I was fearful of taking what I considered a big risk, but I had this strong need to somehow assert my independence. The fear and need battled it out for a day or two, until the next class saw me secretly stuffing the sign-in sheet in my textbook. Despite my coworker's advice, of course I did worry about it. In fact, I was so consumed with worry I could barely even understand the lecture. When class was over I nearly sprinted out of that room, and as I did I heard the professor ask, "Who has the sign-in sheet?"

That gave me a start, and a part of me became convinced that: a) the professor would somehow suspect I was behind the disappearance of the sign-in sheet; and b) chase me down for a pat-down to find it. Turning sharply into the Kingdom of Crazy, I ducked into a corner of the busy corridor and pulled the sheet out of my backpack and stuffed it into my shoe, "reasoning" that a pat-down would not extend to my footwear. As I limped away at maximum speed, it suddenly struck me that the crafty schoolteacher, enraged by this theft, might indeed think to search my shoes. That's when I departed the Kingdom of Crazy and veered directly into the People's Republic of Paranoia. I ran into the restroom, shut myself in a stall, and stuffed the sign-in sheet into my underwear. See, I had this clever notion that the professor, fearing accusations of impropriety, would never dare to violate my Fruit-of-the-Looms. Congratulating myself on my canniness, I sat through my next two classes getting paper cuts in unmentionable areas. (Let me tell you that was the only time I ever regretted choosing briefs over boxers.)

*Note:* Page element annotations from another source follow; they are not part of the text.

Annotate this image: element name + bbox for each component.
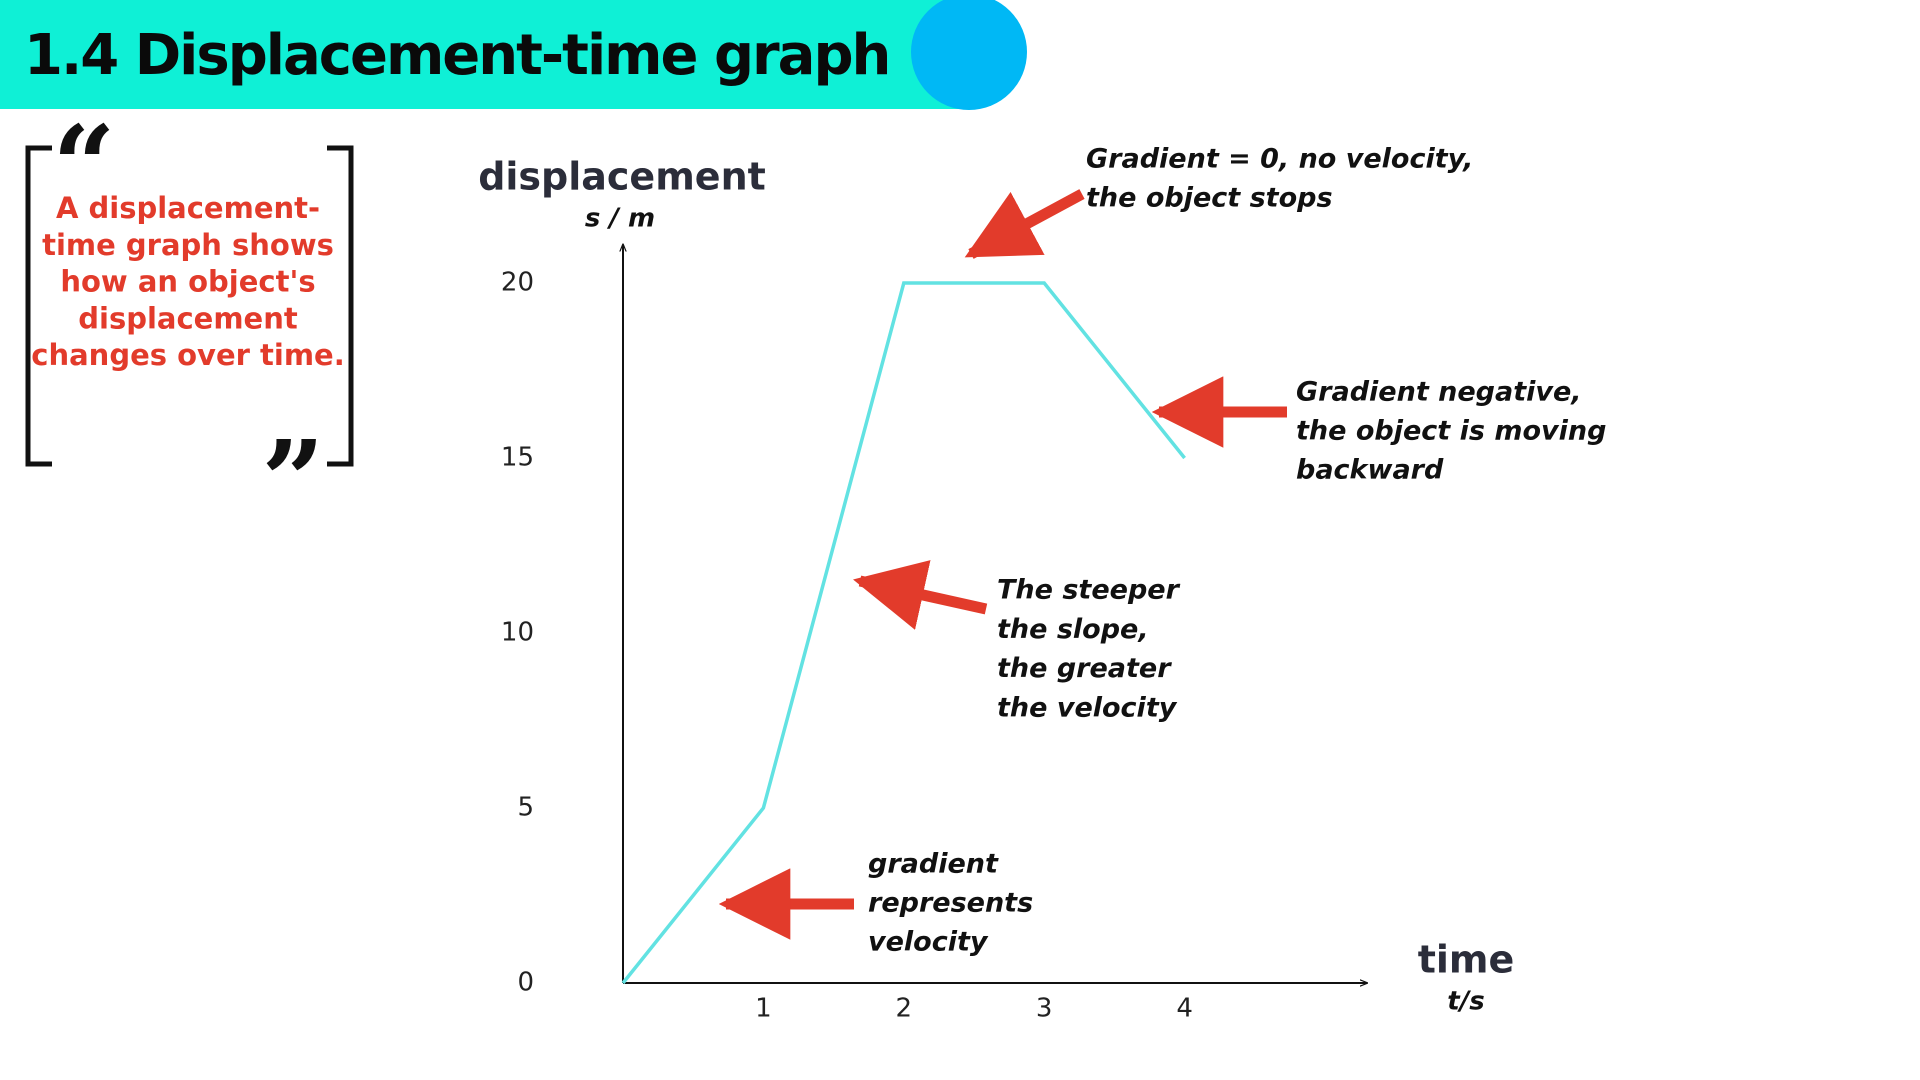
x-tick-label: 2 <box>896 994 913 1024</box>
annotation-line: the slope, <box>997 614 1149 645</box>
quote-line: changes over time. <box>31 338 344 372</box>
y-axis-unit: s / m <box>585 204 655 234</box>
annotation-line: the object is moving <box>1296 416 1606 447</box>
quote-line: displacement <box>78 301 298 335</box>
annotation-line: velocity <box>868 927 989 958</box>
y-tick-label: 0 <box>517 968 534 998</box>
quote-line: A displacement- <box>56 191 320 225</box>
pointer-arrow <box>853 560 988 630</box>
header-bar <box>0 0 977 109</box>
annotation-line: Gradient = 0, no velocity, <box>1086 144 1473 175</box>
x-tick-label: 3 <box>1036 994 1053 1024</box>
annotation-line: Gradient negative, <box>1296 377 1582 408</box>
open-quote-mark: “ <box>52 101 115 230</box>
y-tick-label: 15 <box>501 443 534 473</box>
quote-line: time graph shows <box>42 228 334 262</box>
x-axis-unit: t/s <box>1447 987 1484 1017</box>
annotation-line: represents <box>868 888 1033 919</box>
x-tick-label: 4 <box>1176 994 1193 1024</box>
y-tick-label: 20 <box>501 268 534 298</box>
y-tick-label: 10 <box>501 618 534 648</box>
right-bracket <box>327 145 354 467</box>
chart: 0 5 10 15 20 1 2 3 4 displacement s / m time t/s Grad… <box>478 144 1606 1024</box>
data-line <box>621 281 1186 985</box>
header-circle <box>911 0 1027 110</box>
annotation-line: the velocity <box>997 692 1178 723</box>
annotation-line: the greater <box>997 653 1172 684</box>
title: 1.4 Displacement-time graph <box>24 23 889 88</box>
left-bracket <box>25 145 52 467</box>
y-axis-title: displacement <box>478 155 766 199</box>
quote-line: how an object's <box>60 265 315 299</box>
annotation-line: the object stops <box>1086 183 1333 214</box>
x-axis-title: time <box>1418 938 1515 982</box>
annotation-line: backward <box>1296 455 1444 486</box>
annotation-line: gradient <box>868 849 999 880</box>
y-tick-label: 5 <box>517 793 534 823</box>
annotation-line: The steeper <box>997 575 1181 606</box>
x-tick-label: 1 <box>755 994 772 1024</box>
close-quote-mark: ” <box>261 416 324 545</box>
pointer-arrow <box>964 189 1085 259</box>
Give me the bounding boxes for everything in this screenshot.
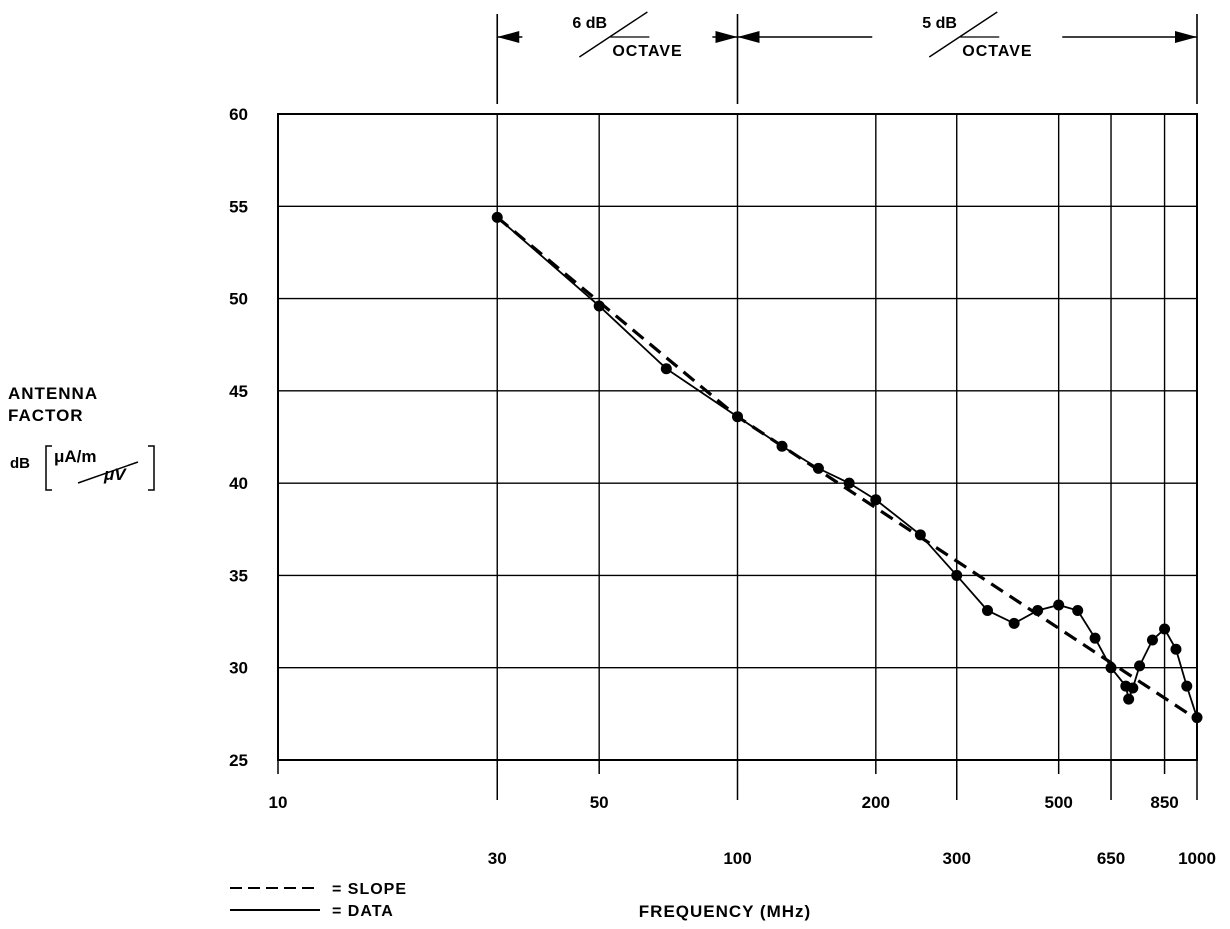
- x-tick-label-650: 650: [1097, 849, 1125, 868]
- y-tick-label-50: 50: [229, 290, 248, 309]
- bracket-left: [45, 445, 52, 491]
- y-tick-label-25: 25: [229, 751, 248, 770]
- x-tick-label-100: 100: [723, 849, 751, 868]
- annotation-value-1: 5 dB: [922, 15, 957, 32]
- y-tick-label-35: 35: [229, 566, 248, 585]
- annotation-arrowhead-left-0: [497, 31, 520, 43]
- annotation-slash-0: [578, 11, 648, 58]
- y-axis-unit-prefix: dB: [10, 455, 30, 472]
- x-tick-label-850: 850: [1150, 793, 1178, 812]
- unit-slash: [77, 461, 139, 484]
- series-line-slope: [496, 216, 1198, 721]
- y-tick-label-45: 45: [229, 382, 248, 401]
- series: [491, 211, 1203, 724]
- y-axis-label-line1: ANTENNA: [8, 384, 99, 403]
- y-tick-label-30: 30: [229, 659, 248, 678]
- y-axis-tick-labels: 25 30 35 40 45 50 55 60: [229, 105, 248, 770]
- annotation-unit-1: OCTAVE: [962, 43, 1032, 60]
- data-point-350: [981, 604, 993, 616]
- grid: [278, 113, 1197, 761]
- slope-annotations: 6 dB OCTAVE 5 dB OCTAVE: [496, 11, 1198, 104]
- y-axis-label-line2: FACTOR: [8, 406, 84, 425]
- legend-label-0: = SLOPE: [332, 881, 407, 898]
- data-point-750: [1134, 660, 1146, 672]
- x-tick-label-300: 300: [943, 849, 971, 868]
- data-point-500: [1053, 599, 1065, 611]
- x-tick-label-50: 50: [590, 793, 609, 812]
- legend: = SLOPE = DATA: [230, 881, 407, 920]
- annotation-unit-0: OCTAVE: [612, 43, 682, 60]
- x-tick-label-30: 30: [488, 849, 507, 868]
- data-point-600: [1089, 632, 1101, 644]
- x-tick-label-200: 200: [862, 793, 890, 812]
- annotation-arrowhead-left-1: [737, 31, 760, 43]
- x-tick-label-1000: 1000: [1178, 849, 1216, 868]
- data-point-710: [1123, 693, 1135, 705]
- y-tick-label-40: 40: [229, 474, 248, 493]
- data-point-300: [951, 569, 963, 581]
- data-point-725: [1127, 682, 1139, 694]
- legend-label-1: = DATA: [332, 903, 394, 920]
- y-tick-label-60: 60: [229, 105, 248, 124]
- data-point-175: [843, 477, 855, 489]
- y-axis-unit-numerator: μA/m: [54, 447, 97, 466]
- bracket-right: [148, 445, 155, 491]
- data-point-550: [1072, 604, 1084, 616]
- data-point-400: [1008, 617, 1020, 629]
- data-point-850: [1159, 623, 1171, 635]
- annotation-slash-1: [928, 11, 998, 58]
- data-point-800: [1146, 634, 1158, 646]
- data-point-900: [1170, 643, 1182, 655]
- x-tick-label-500: 500: [1044, 793, 1072, 812]
- data-point-200: [870, 494, 882, 506]
- y-axis-label: ANTENNA FACTOR: [8, 383, 98, 427]
- data-point-650: [1105, 662, 1117, 674]
- y-axis-unit-denominator: μV: [103, 465, 127, 484]
- data-point-70: [660, 363, 672, 375]
- annotation-arrowhead-right-0: [715, 31, 738, 43]
- x-axis-tick-labels: 10 50 200 500 850 30 100 300 650 1000: [269, 760, 1216, 868]
- y-axis-unit: dB μA/m μV: [10, 445, 155, 491]
- data-point-950: [1181, 680, 1193, 692]
- y-tick-label-55: 55: [229, 197, 248, 216]
- x-axis-label: FREQUENCY (MHz): [639, 902, 811, 921]
- annotation-value-0: 6 dB: [572, 15, 607, 32]
- x-tick-label-10: 10: [269, 793, 288, 812]
- annotation-arrowhead-right-1: [1175, 31, 1197, 43]
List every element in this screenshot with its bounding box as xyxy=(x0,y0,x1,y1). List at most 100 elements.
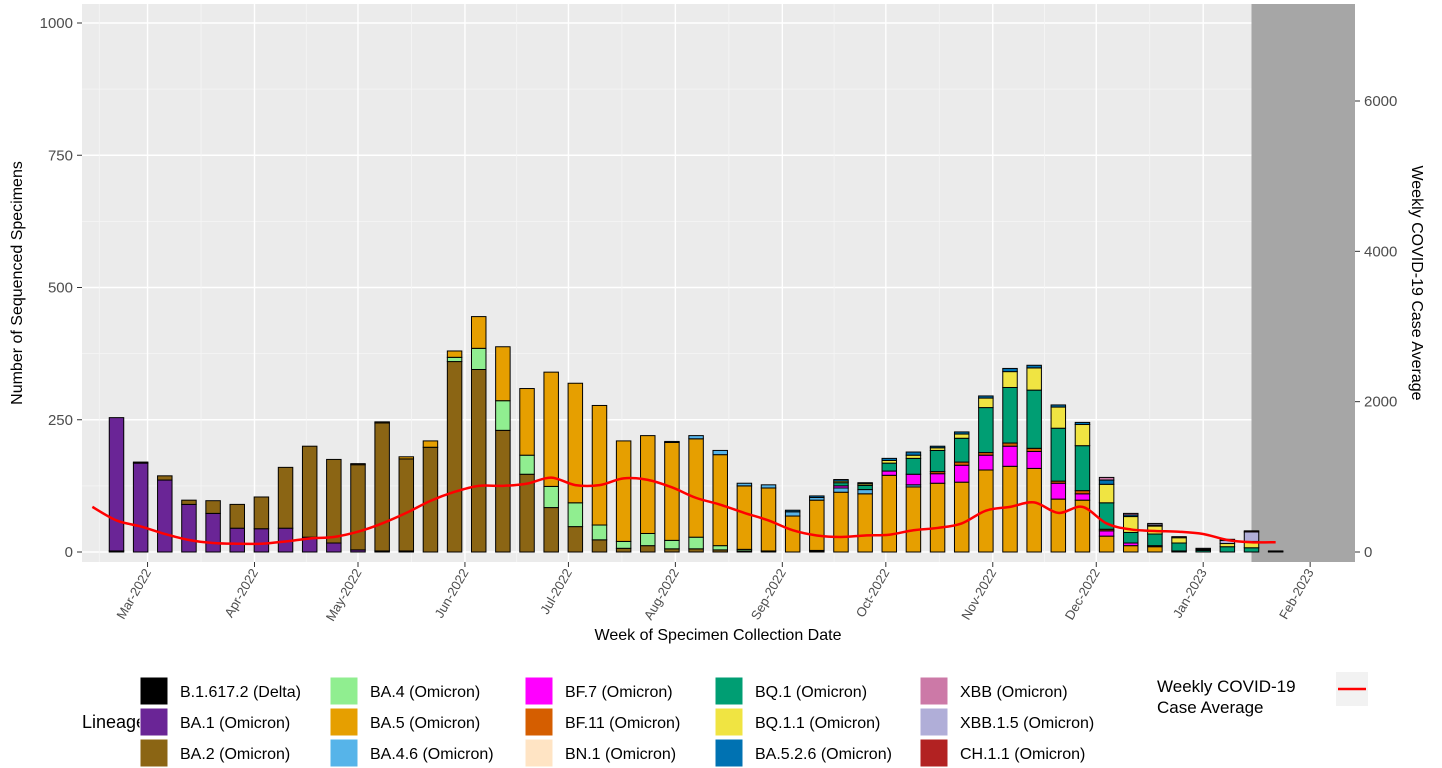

Needless to say, the professor did not chase me round the Moons of Nibia, and round the Antares Maelstrom, and through perdition's flames to get back his sign-up sheet. Next class he announced he was going to keep a better eye out and then he went back to his life, which I should have done seconds after I pocketed the thing. I proudly displayed the stolen paper to my coworker, wisely leaving out the underwear-stuffing part. She never asked to hold the paper, which now makes me wonder if she guessed the part I left out.

It took me a long time to realize why I got so nutty about a stupid sign-in sheet, and I now know that it had nothing to do with shyness. I was afraid to have to face that professor and lie through my teeth, because that was crossing the line. I wasn't very good at line-crossing in those days, you see, because that causes a fuss, and that wasn't something I wanted to do. It took me a long time to learn that having needs and taking chances isn't really trouble; it's human. We have needs, and we're allowed to express them, even if we're afraid to do so. Especially if we're afraid.

So now I cross that line. It's a risk, but I've (finally) learned that keeping my head down all of the time is even more dangerous. I could have saved myself some worry – and some paper cuts – if I'd realized that twenty-two years ago. And telling that professor, "I stole that sign-in sheet you lost. Don't make me sign in for a class I already paid for, all right?" would have made a way better story.